L’inizio del film è promettente: un bel piano-sequenza che, partendo dal respiro regolare del bambino, mostra tutta la casa di una coppia, Antonio ed Emma, durante la notte, nel momento di massima serenità e silenzio, andando a cercare ogni singolo componente della famiglia nella pace del suo sonno. Tutti tranne Emma, ed è proprio sui suoi occhi sbarrati che la ripresa si chiude in un nero davvero profondo. Dopo questo attacco, che risulterà essere totalmente decontestualizzato, il film si smarrisce quasi subito. Özpetek, volendo recuperare l’incipit del libro, ci presenta l’intervento della polizia dopo che la vicina aveva sentito degli spari provenienti dall’appartamento accanto, e, prima che i poliziotti entrino nella casa, arriva il flashback di ventiquattro ore per raccontare quel giorno perfetto nella vita, un po’ artificiosamente intrecciata, delle famiglie di Antonio (Valerio Mastandrea), poliziotto che fa parte di una scorta, e Elio Fioravanti (Valerio Binasco), il politico scortato.
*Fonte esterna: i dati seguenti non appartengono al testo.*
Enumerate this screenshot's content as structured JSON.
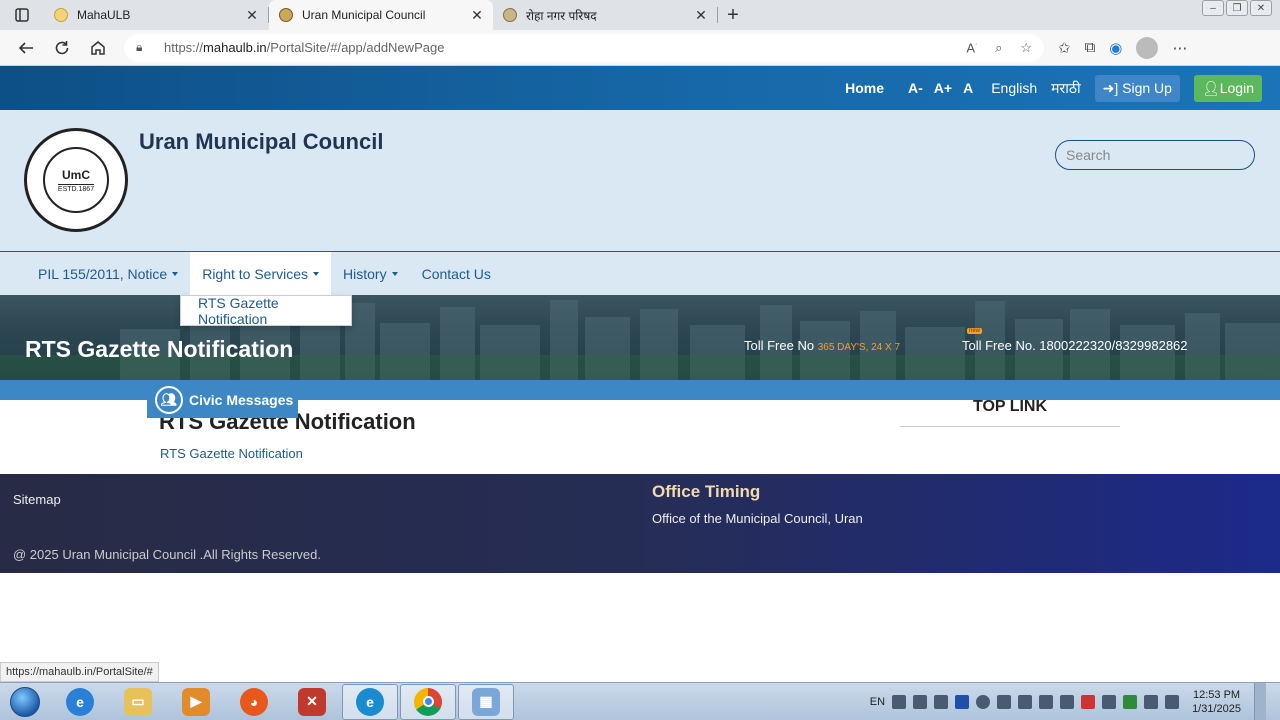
{
  "browser": {
    "tabs": [
      {
        "title": "MahaULB",
        "active": false
      },
      {
        "title": "Uran Municipal Council",
        "active": true
      },
      {
        "title": "रोहा नगर परिषद",
        "active": false
      }
    ],
    "url_prefix": "https://",
    "url_domain": "mahaulb.in",
    "url_path": "/PortalSite/#/app/addNewPage",
    "status_url": "https://mahaulb.in/PortalSite/#"
  },
  "topbar": {
    "home": "Home",
    "font_minus": "A-",
    "font_plus": "A+",
    "font_normal": "A",
    "english": "English",
    "marathi": "मराठी",
    "signup": "Sign Up",
    "login": "Login"
  },
  "brand": {
    "title": "Uran Municipal Council",
    "logo_text": "UmC",
    "logo_estd": "ESTD.1867",
    "search_placeholder": "Search"
  },
  "nav": {
    "items": [
      {
        "label": "PIL 155/2011, Notice",
        "dropdown": true
      },
      {
        "label": "Right to Services",
        "dropdown": true
      },
      {
        "label": "History",
        "dropdown": true
      },
      {
        "label": "Contact Us",
        "dropdown": false
      }
    ],
    "open_menu_item": "RTS Gazette Notification"
  },
  "banner": {
    "title": "RTS Gazette Notification",
    "tollfree_label": "Toll Free No",
    "tollfree_sub": "365 DAY'S, 24 X 7",
    "new_badge": "new",
    "tollfree2": "Toll Free No. 1800222320/8329982862"
  },
  "civic": {
    "label": "Civic Messages"
  },
  "content": {
    "heading": "RTS Gazette Notification",
    "link": "RTS Gazette Notification",
    "toplink": "TOP LINK"
  },
  "footer": {
    "sitemap": "Sitemap",
    "copyright": "@ 2025 Uran Municipal Council .All Rights Reserved.",
    "office_heading": "Office Timing",
    "office_text": "Office of the Municipal Council, Uran"
  },
  "taskbar": {
    "lang": "EN",
    "time": "12:53 PM",
    "date": "1/31/2025"
  },
  "colors": {
    "topbar": "#1768a8",
    "brand_bg": "#d9e8f3",
    "link": "#1f5a95",
    "login": "#5cb85c",
    "stripe": "#3d87c5"
  }
}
Lavorando con l’accetta, gli sceneggiatori (Stefano Rulli e lo stesso Özpetek) riducono e modificano le storie contenute nel libro della Mazzucco, cambiando anche qualche personaggio (è già montata la polemica sulla sostituzione del professore gay con l’ambigua professoressa Mara, interpretata da Monica Guerritore) e questo porta qualche evidente scompenso di tipo narrativo. Antonio ed Emma sono due coniugi separati da circa un anno, dopo una relazione burrascosa e violenta, Elio Fioravanti è un politico inquisito, sposato con Maja, una donna giovane e bella (Nicole Grimaudo), con una figlia piccola ed un figlio ventenne (Aris, Federico Costantini) avuto dalla prima moglie, morta suicida in seguito ad una crisi depressiva.
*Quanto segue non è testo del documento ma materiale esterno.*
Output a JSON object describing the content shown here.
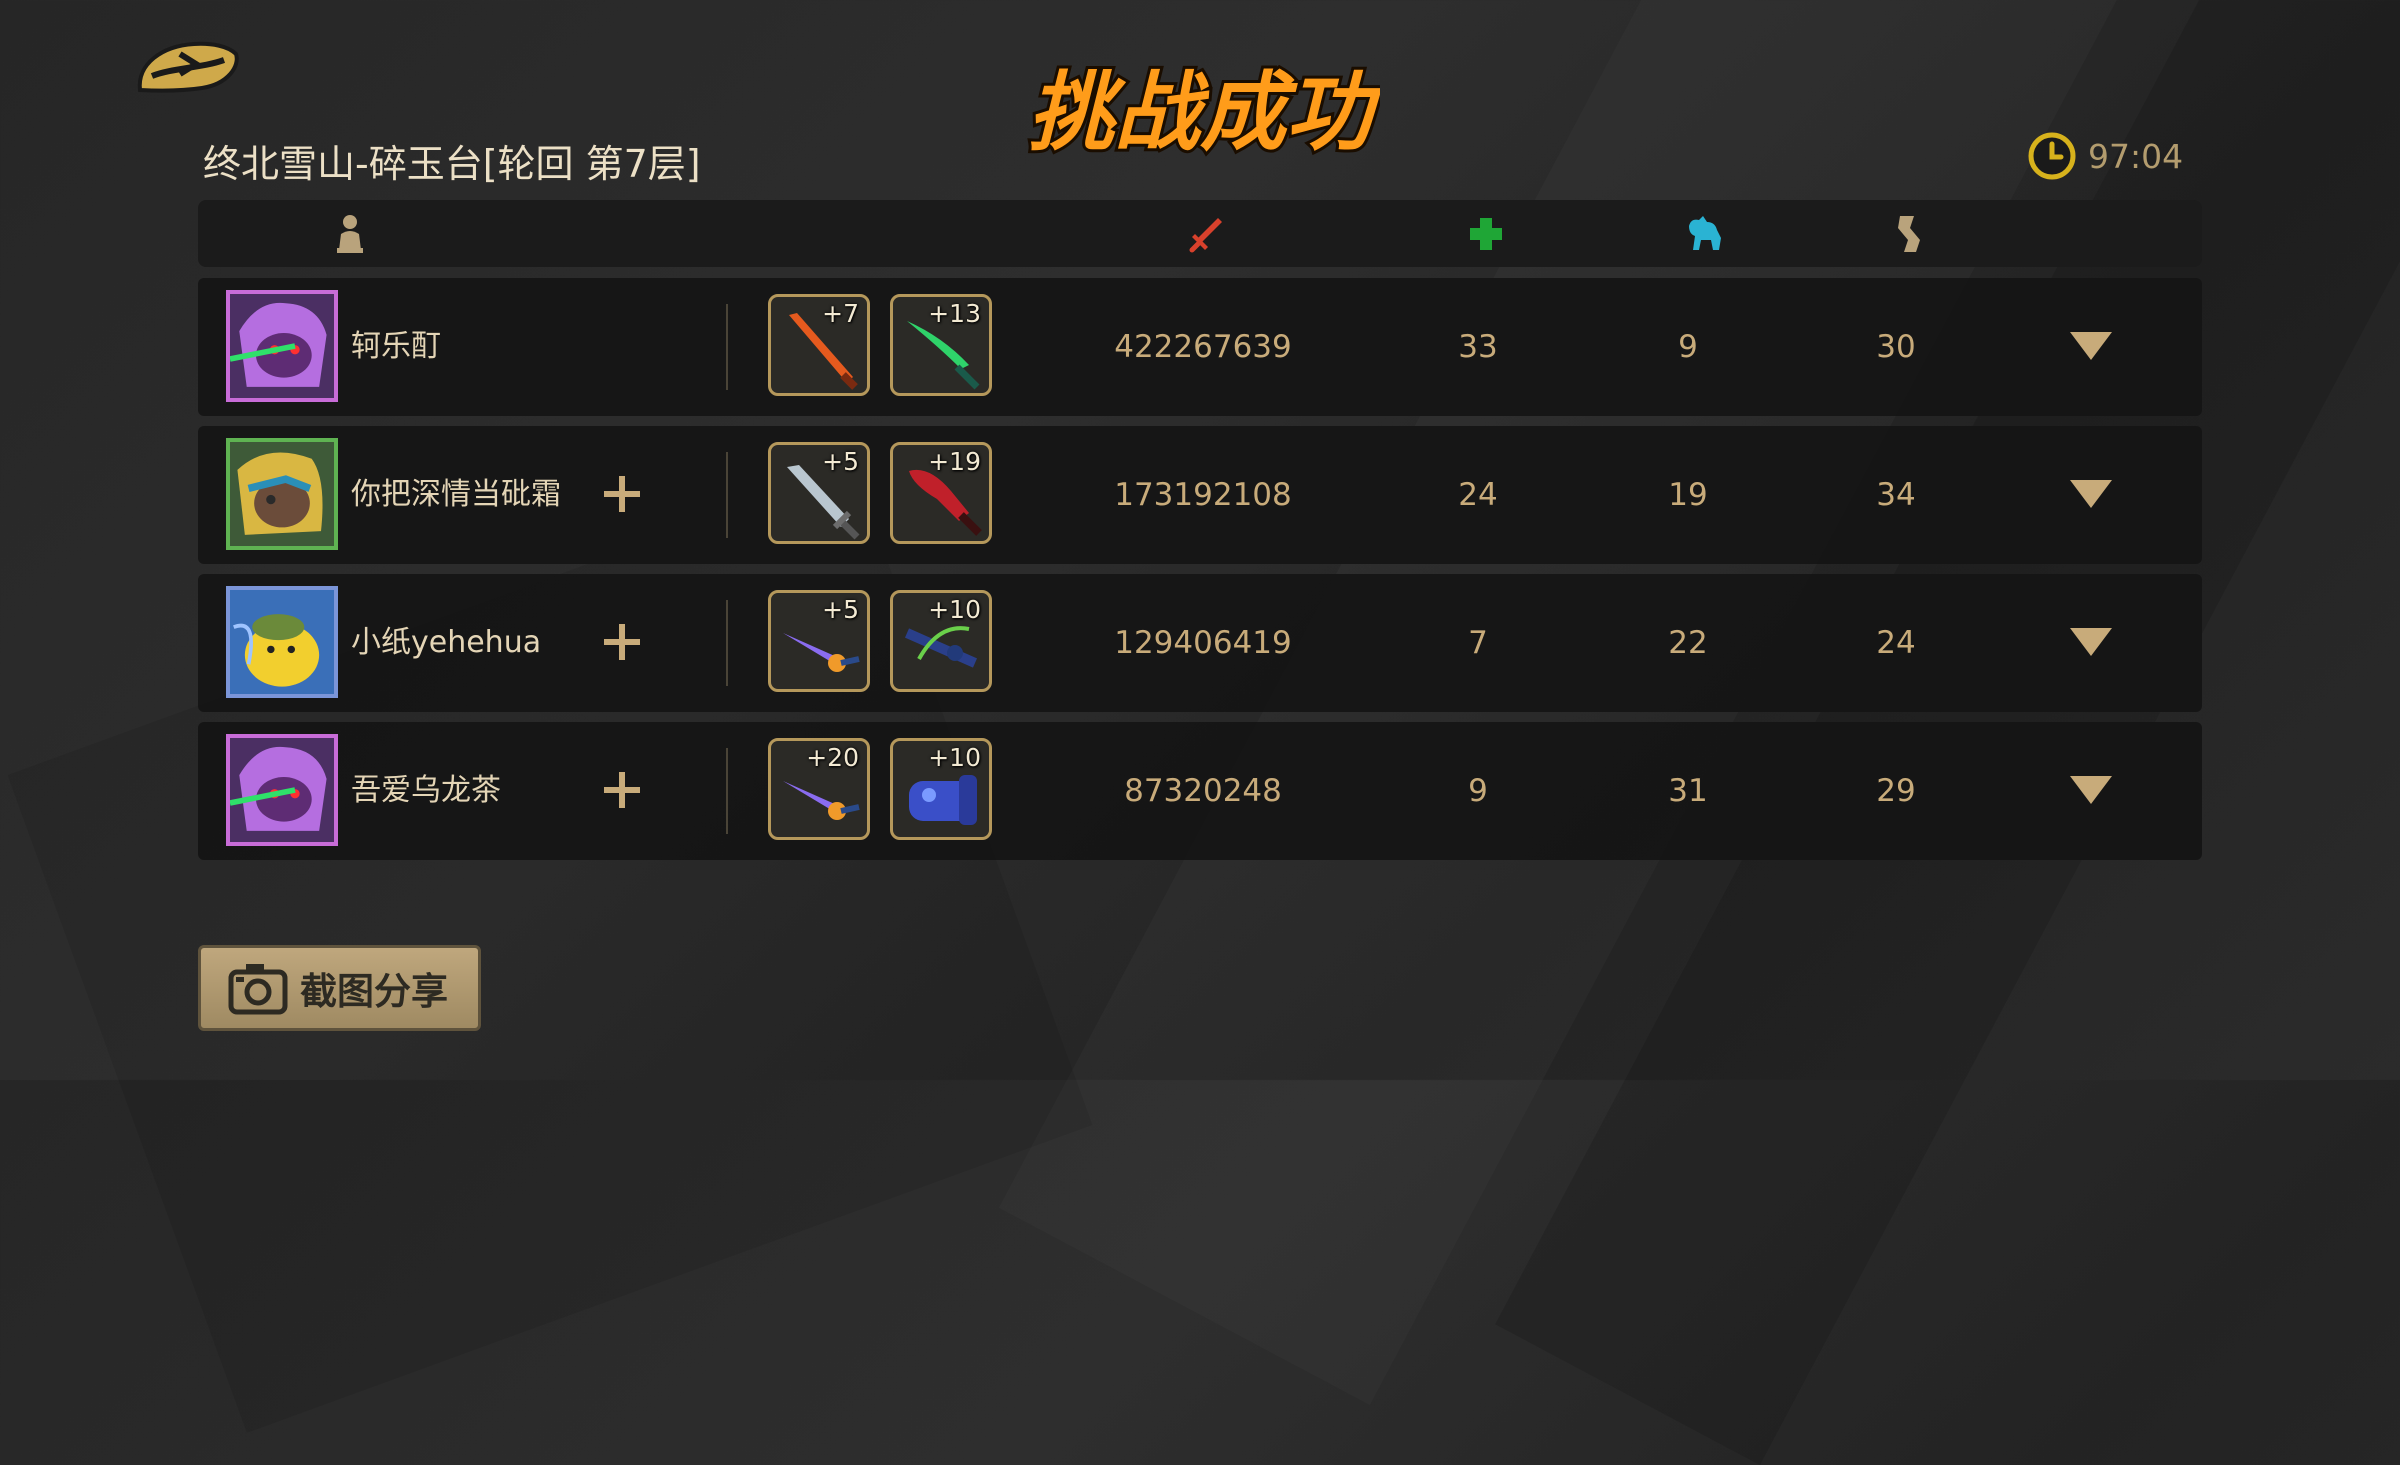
{
  "header": {
    "title_text": "挑战成功",
    "stage": "终北雪山-碎玉台[轮回  第7层]",
    "timer": "97:04"
  },
  "columns": {
    "icons": [
      "player-icon",
      "sword-icon",
      "heal-cross-icon",
      "pet-icon",
      "scroll-icon"
    ],
    "colors": {
      "sword": "#d8412c",
      "heal": "#1fa636",
      "pet": "#2ab3d3",
      "scroll": "#b9a37c"
    }
  },
  "players": [
    {
      "name": "轲乐酊",
      "weapon1_level": "+7",
      "weapon2_level": "+13",
      "damage": "422267639",
      "heal": "33",
      "pet": "9",
      "scroll": "30",
      "frame_color": "#c86cd8"
    },
    {
      "name": "你把深情当砒霜",
      "weapon1_level": "+5",
      "weapon2_level": "+19",
      "damage": "173192108",
      "heal": "24",
      "pet": "19",
      "scroll": "34",
      "frame_color": "#5fb352"
    },
    {
      "name": "小纸yehehua",
      "weapon1_level": "+5",
      "weapon2_level": "+10",
      "damage": "129406419",
      "heal": "7",
      "pet": "22",
      "scroll": "24",
      "frame_color": "#7b95d8"
    },
    {
      "name": "吾爱乌龙茶",
      "weapon1_level": "+20",
      "weapon2_level": "+10",
      "damage": "87320248",
      "heal": "9",
      "pet": "31",
      "scroll": "29",
      "frame_color": "#c86cd8"
    }
  ],
  "footer": {
    "share_label": "截图分享"
  }
}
Özpetek non sembra trovare la misura giusta in un racconto e in un intreccio non suoi. Infarcisce (più del dovuto) il film di ripetitivi primi piani e non riesce a evitare determinati clichés , come il rituale «Sto bene, adesso sto bene», che il depresso Antonio ripete alla moglie per convincerla a tornare con lui o la ripresa convulsa durante il tentativo di stupro che, prevedibilmente, segue questa dichiarazione. Ma soprattutto lascia cadere nel vuoto i destini di tutti i personaggi che sopravvivono a questa storia: che fine farà Maja? Aris andrà davvero a Barcellona? Con chi si doveva incontrare Mara? Mentre rimane un mistero il senso della figura del politico inquisito e bigotto che, alla fine, abbandonato dal “Presidente” al suo destino, piange come un bambino senza accorgersi che la sua bambina lo sta guardando.
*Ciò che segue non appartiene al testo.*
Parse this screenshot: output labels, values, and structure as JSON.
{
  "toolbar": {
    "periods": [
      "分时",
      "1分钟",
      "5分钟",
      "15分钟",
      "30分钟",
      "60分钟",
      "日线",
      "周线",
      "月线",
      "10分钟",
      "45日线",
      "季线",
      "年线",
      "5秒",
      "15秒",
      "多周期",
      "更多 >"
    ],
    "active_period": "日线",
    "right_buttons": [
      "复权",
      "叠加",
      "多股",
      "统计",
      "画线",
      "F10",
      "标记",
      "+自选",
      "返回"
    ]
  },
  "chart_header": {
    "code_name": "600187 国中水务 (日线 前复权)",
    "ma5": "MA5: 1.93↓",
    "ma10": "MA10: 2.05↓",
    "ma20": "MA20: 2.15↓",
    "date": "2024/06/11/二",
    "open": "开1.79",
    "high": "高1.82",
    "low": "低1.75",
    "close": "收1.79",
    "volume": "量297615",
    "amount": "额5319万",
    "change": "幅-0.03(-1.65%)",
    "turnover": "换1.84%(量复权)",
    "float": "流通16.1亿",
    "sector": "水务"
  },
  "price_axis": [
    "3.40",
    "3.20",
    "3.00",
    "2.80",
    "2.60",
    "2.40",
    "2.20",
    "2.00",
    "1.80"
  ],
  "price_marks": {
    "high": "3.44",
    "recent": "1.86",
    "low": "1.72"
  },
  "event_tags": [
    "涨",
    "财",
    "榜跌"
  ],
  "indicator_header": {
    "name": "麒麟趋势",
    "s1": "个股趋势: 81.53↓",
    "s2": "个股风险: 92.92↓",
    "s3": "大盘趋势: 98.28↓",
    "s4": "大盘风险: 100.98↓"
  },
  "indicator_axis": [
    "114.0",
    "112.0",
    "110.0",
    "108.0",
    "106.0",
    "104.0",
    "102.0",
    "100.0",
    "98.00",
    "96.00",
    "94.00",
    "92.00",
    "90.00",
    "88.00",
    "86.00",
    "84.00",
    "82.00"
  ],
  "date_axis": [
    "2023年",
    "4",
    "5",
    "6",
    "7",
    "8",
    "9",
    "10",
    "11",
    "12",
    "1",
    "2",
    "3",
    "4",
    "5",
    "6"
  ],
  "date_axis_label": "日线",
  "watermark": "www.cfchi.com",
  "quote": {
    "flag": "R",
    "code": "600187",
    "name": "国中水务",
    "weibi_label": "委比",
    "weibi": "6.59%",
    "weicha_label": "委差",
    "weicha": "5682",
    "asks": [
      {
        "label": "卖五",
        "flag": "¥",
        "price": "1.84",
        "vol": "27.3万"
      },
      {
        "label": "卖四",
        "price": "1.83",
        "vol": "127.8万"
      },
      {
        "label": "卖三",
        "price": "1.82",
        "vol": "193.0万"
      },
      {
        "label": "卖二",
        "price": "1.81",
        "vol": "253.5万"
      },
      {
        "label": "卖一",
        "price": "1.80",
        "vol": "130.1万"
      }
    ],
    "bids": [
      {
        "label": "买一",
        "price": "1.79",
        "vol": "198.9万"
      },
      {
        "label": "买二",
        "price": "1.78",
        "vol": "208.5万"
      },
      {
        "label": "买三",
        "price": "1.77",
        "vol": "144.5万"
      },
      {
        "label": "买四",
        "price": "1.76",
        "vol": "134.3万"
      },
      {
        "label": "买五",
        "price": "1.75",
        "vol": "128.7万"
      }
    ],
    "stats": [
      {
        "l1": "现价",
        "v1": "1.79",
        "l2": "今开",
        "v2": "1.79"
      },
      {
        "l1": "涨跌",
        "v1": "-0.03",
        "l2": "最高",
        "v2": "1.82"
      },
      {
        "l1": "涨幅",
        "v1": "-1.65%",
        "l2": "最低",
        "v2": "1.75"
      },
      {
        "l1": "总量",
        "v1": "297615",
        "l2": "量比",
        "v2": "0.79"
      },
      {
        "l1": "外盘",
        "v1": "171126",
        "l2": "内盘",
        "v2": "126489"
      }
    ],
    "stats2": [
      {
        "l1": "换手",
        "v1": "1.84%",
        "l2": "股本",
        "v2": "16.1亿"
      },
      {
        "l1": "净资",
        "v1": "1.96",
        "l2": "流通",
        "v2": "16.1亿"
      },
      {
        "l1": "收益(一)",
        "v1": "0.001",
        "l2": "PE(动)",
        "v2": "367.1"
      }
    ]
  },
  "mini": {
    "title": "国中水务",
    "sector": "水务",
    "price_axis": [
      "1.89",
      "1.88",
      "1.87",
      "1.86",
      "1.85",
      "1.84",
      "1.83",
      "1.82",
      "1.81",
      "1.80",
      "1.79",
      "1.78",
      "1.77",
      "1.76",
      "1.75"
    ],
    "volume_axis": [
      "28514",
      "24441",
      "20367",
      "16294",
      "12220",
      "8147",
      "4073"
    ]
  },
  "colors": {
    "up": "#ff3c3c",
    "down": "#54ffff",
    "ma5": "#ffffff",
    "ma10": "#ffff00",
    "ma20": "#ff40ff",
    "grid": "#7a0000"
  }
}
A questo vanno aggiunti anche alcuni limiti nell’interpretazione degli attori: Mastandrea non è molto credibile nel ruolo di padre violento, stupratore e infine omicida; Isabella Ferrari rischia di farsi ingabbiare nei ruoli di donna problematica e sessualmente inquieta (Caos calmo, Saturno contro, Amami!), tanto che la sua tipica andatura su tacchi sempre più alti e la fissità dei suoi primi piani, su uno dei quali si chiude il film, stanno scivolando, pericolosamente, verso la caratterizzazione. Una prova convincente è, invece, fornita da Valerio Binasco, che si ritrova molto a suo agio in un ruolo da perdente piagnone dopo Texas. La parte migliore del film, come spesso accade in questi casi, la sostengono, comunque, i bambini, soprattutto Gabriele Paolino che interpreta Kevin, il figlio di Antonio ed Emma, ed è davvero divertente nella parte del bambino paffutello e un po’ imbranato.